キャビアスキン修理


傷みが激しすぎるシャネル キャビアスキンのチェーンショルダーです。

 

 


天部にギャザー加工されていますので波打ちはデザインですが、
底角付近まで変型していることや擦れや汚れや色あせで、
ギャザー加工まで型崩れのように見えます。

 

 


カブセ中央部の大きなシワは変型です。
全体に汚れが染み込んでいますし擦れや色あせもあります。

 

 


カブセ折り曲げ部は革が擦切れて大きな穴が空いています。

 

 

 


反対側の折り曲げ部も糸が擦切れても放置したまま使い続けたために、
丈夫な革に穴が空いています。

シャネルの刻印が無くてもシャネルとわかる丸いアイレット金具は
再利用は不可能な金具です。
しかし、アイレットを取り外さなければ、
穴空き部の補修やホツレの縫い直しができません。

 

 

 


底面にも擦切れ穴があり直営店では断られてしまう手遅れ状態です。

 

 

 


全体に擦れや汚れや色あせがあり数カ所に穴が空くまで活用するのは、
大切で愛着がある証でしょうか?
この状態まで活用していたことが不思議に思えるほど重傷です。

大切に長く活用したいバッグは手遅れ状態まで放置せずに、
早めのメンテナンスを施す方が良い状態を保てます。

最近のバッグや財布なら新品時から強化しておいた方が安心なくらいです。

 

 


カブセ裏もスレスレでグレー色です。

 

 

 


ロック金具はメッキハガレだけでなく黄色い真鍮素材が露出しています。

本来はシルバー色ではなく黒っぽいシルバー(黒ニッケル)ですので、
金具類は再メッキ加工します。

 

 


解体して汚れを取除きヨレヨレの芯材も取除きます。

カブセ折り曲げ部の擦切れ穴を修理するために、
アイレット金具を取り外しましたが本当は外したくないパーツです。

 

 

 


シャネルらしさは感じられない地中から掘り起こした様な状態です。

 

 

 


表皮が剥がれると素材劣化が急激に進行してしまいます。
ここまで悪化させたことが残念です。

 

 

 


外面と比べると傷みにくいカブセの裏側ですらスレスレ。

全体が擦れてグレーになり黒い部分は少しだけです。
白くなった部分は表皮が剥がれて革の繊維が露出した部分です。

 

 


黒っぽいシルバー色(黒ニッケル)で再メッキ加工完了。

 

 

 


リニューアルリペア加工の完了です。
残念すぎる状態でしたが本来はぷっくらした本体で可愛いバッグでした。

 

 

 


芯材を交換しながら底角の形状を整えたことでシャネルらしさが復活。
擦切れ穴も塞いで補修しています。

 

 

 


折り曲げ部の擦切れ穴も同様に。

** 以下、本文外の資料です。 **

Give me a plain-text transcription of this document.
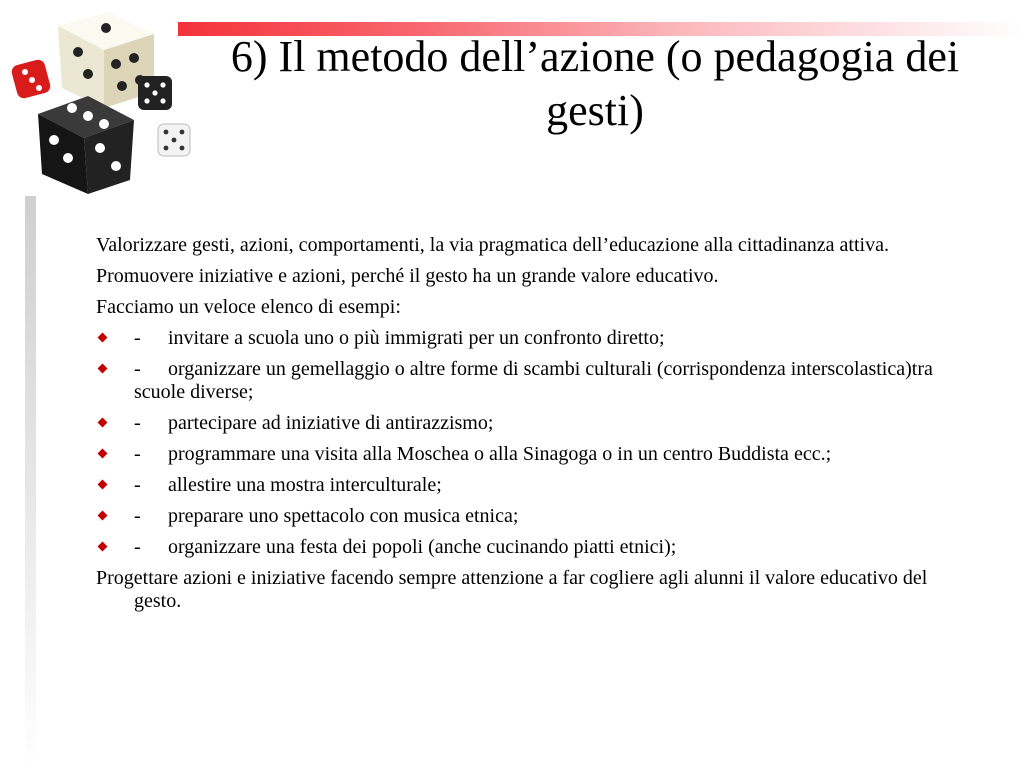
6) Il metodo dell’azione (o pedagogia dei gesti)

Valorizzare gesti, azioni, comportamenti, la via pragmatica dell’educazione alla cittadinanza attiva.

Promuovere iniziative e azioni, perché il gesto ha un grande valore educativo.

Facciamo un veloce elenco di esempi:

- invitare a scuola uno o più immigrati per un confronto diretto;
- organizzare un gemellaggio o altre forme di scambi culturali (corrispondenza interscolastica)tra scuole diverse;
- partecipare ad iniziative di antirazzismo;
- programmare una visita alla Moschea o alla Sinagoga o in un centro Buddista ecc.;
- allestire una mostra interculturale;
- preparare uno spettacolo con musica etnica;
- organizzare una festa dei popoli (anche cucinando piatti etnici);

Progettare azioni e iniziative facendo sempre attenzione a far cogliere agli alunni il valore educativo del gesto.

。。

アイレット金具は代用品に交換することを覚悟していましたが、
元の金具のままで付け直しています。
再利用の成功率は低いですがシャネル修理では重要度の高い加工です。

直営店でも代用品に替えてしまうので、
アイレットの再生は当社くらいだと思います。

 

 


キャビアスキンのシャネルで過去最高に状態が悪いバッグでしたが、
リニューアルリペアでシャネルらしさも復活です。

仕上げてみると愛着がある大切なバッグであることが少し理解できました。
とても可愛いくシャネルらしいフォルムのバッグです。

汚れや擦れだけで無く変型や穴空きや素材劣化もあったバッグですので、
今後は丁寧に取扱いながら大切にご愛用ください。

 

by レザークリエーション http://www.brand-repair.com 「大切なブランドバッグ」で検索

(お手紙紹介です)

レザークリエーション様

お世話になりました。
昨日夜、無事バッグ受け取りました。
丁寧な梱包で、安心して受け取ることができました。

ホームページでの作業工程の公開も、了解いたしました。
私も自分のバッグが綺麗になっていく工程を
ネットで拝見できるのを楽しみにしています。

最後に、少し皮の固さが気になるのですが
保護クリーム等でケアすると少しは違うでしょうか。
先生は、おすすめの革用のクリーム保護剤などご存知ですか?

硬いままで使用すると、
またひび割れたり劣化したり等の破損の原因になりそうで不安です。

せっかく時間をかけ、お手間をかけていただき復活したバッグです。
これからも大事に、長く思い出のバッグを利用したいので
革のプロとして最後にご意見、ご助言いただけると助かります。

最後までお手間おかけしたユーザーで申し訳ありませんが
ご返答いただけますと嬉しく思います。
何卒よろしくお願い申し上げます。

 

 

千葉県 H 様
お受け取りのご連絡ありがとうございます。
まず、ブログは2日ほど前に掲載していますので閲覧ください。

擦れや汚れだけでなく変形型崩れや穴空きまであったバッグで、
過去に例を見ないほど残念な状態でしたので素材も十分に劣化しています。

クタクタだった芯材を入れ替えることで強度や変型も改善させていますので、
使い込んでヨレヨレだった状態と比較すると少し硬く感じると思います。
この辺りは使い込みながら馴染ませていくとよいです。

クリームなどでの皮革製品のお手入れは新品時からすることで効果があります。
表皮が剥がれ穴が空くまで活用してからお手入れを考えるのは遅すぎます。

一度はボロボロになるまで十分に頑張ってくれたバッグですので、
今後は労りながら大切に活用されることが最大のメンテナンスで効果的です。

また、保管時にタオルなどを詰め込んで形を整えておくのも効果的です。
出来る限り良い状態を保ちながら大切にご愛用ください。